Table 1.
Childress and Beauchamp Biomedical Ethical Framework Applied to 3 Common Antimicrobial Stewardship Scenarios
Brief Definition | Autonomy | Justice | Nonmaleficence | Beneficence |
---|---|---|---|---|
The right for a patient or prescriber to make healthcare decisions for themselves | Balancing benefits to patients and society with equity and impartiality | “Do no harm” or avoiding or minimizing harm whenever possible | Preventing harm by doing good; acting to promote the welfare of the patient | |
Scenario #1 Antimicrobial prescribing pressure (prescribers, patients) |
-Is the intervention encroaching upon the prescriber or patient’s right to initiate, change, discontinue, or refuse antimicrobials? -Are the patient and prescriber making an informed decision about antimicrobial usage? |
-Does the intervention favor a specific patient or patient population? -Does the intervention unfairly limit antimicrobial access to stakeholders who may need them? |
-How does the intervention reduce patient or prescriber harm? -How does the intervention potentially expose a patient or prescriber to harm? |
-Does the intervention increase the prescriber’s ability to help the patient? -Does the intervention help the patient make a better decision? -Does the intervention provide other benefits? |
Scenario #2 Preauthorization/prospective audit and feedback |
-To what extent is preauthorization limiting prescriber choice? -To what extent can or should AS programs manage “outlier” prescribers’ behavior? |
-Does the intervention favor or discriminate against certain stakeholders? -How does the intervention impact the institution or society? -Do our metrics accurately measure appropriate use? |
-How does the intervention of interest harm different stakeholders? -What harms do we risk if we defer the implementation of an intervention? -Are interventions reducing truth telling by incentivizing prescribers to lie or misrepresent their case? |
-Do preauthorization and prospective audit and feedback benefit the prescriber? The patient?

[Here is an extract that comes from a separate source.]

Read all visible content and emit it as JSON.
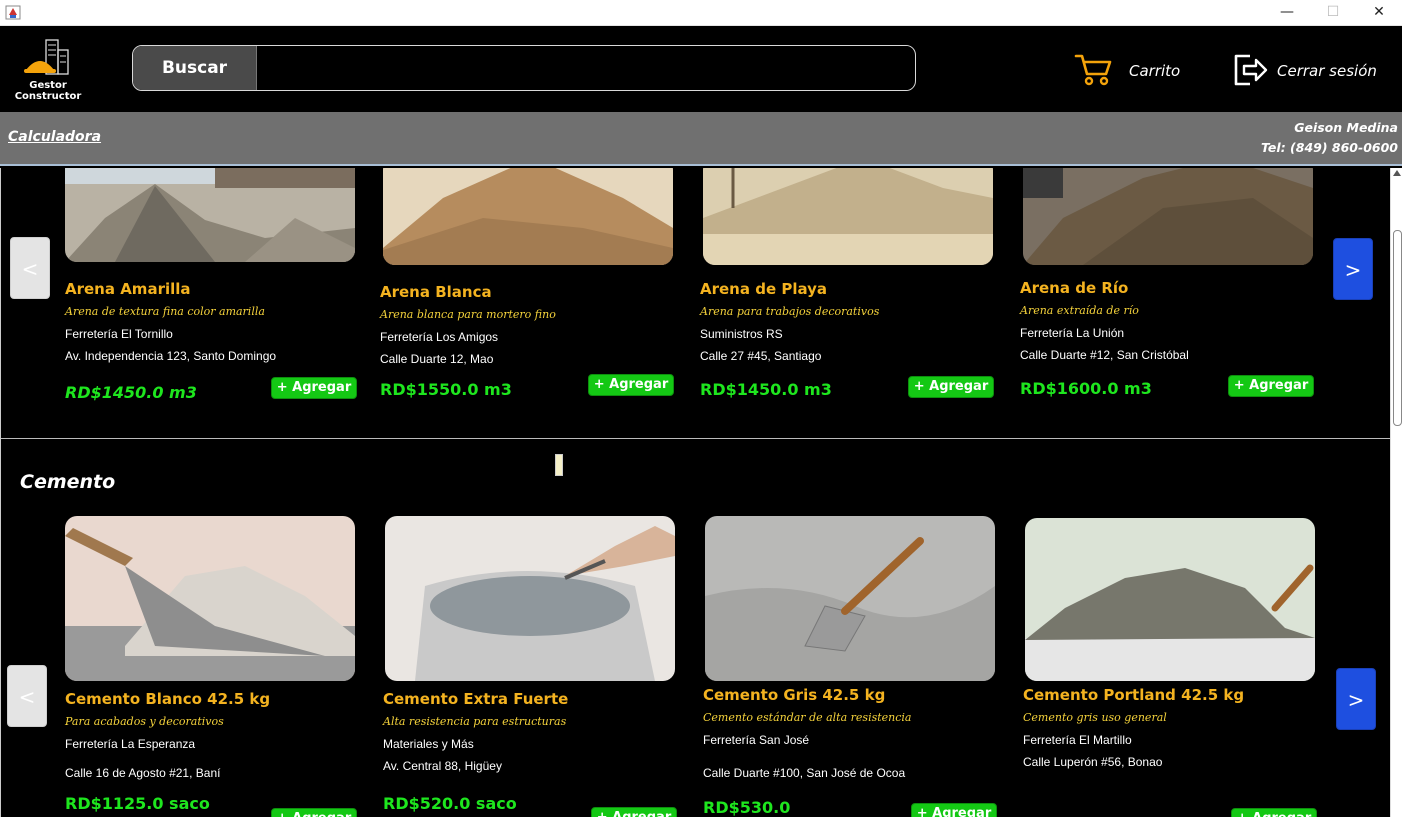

The AS program? -Does the intervention benefit the patient–prescriber or prescriber–AS program relationship? |
Scenario #3 The individual versus the group or society |
-To what extent can or should an intervention restrict a prescriber or patient who is acting against the interest of the group? -To what extent can an individual prescriber or patient limit the interests of the group? |
-Does the intervention favor a particular stakeholder? -How do we measure and define acceptable risk or benefit to the individual and the group in the intervention? -What is the “opportunity cost” if resources are used for this intervention instead of others? |
-What are the immediate and potential risks of this intervention to the patient, prescriber, or society at large? -Are certain stakeholders being placed at a higher risk than others? -Who is harmed to a greater extent if an intervention is not implemented? |
-What immediate or future benefits could this intervention have for an individual patient? -What immediate or future benefits could this intervention have for a hospital or society at large? |
Note. AS, antimicrobial stewardship.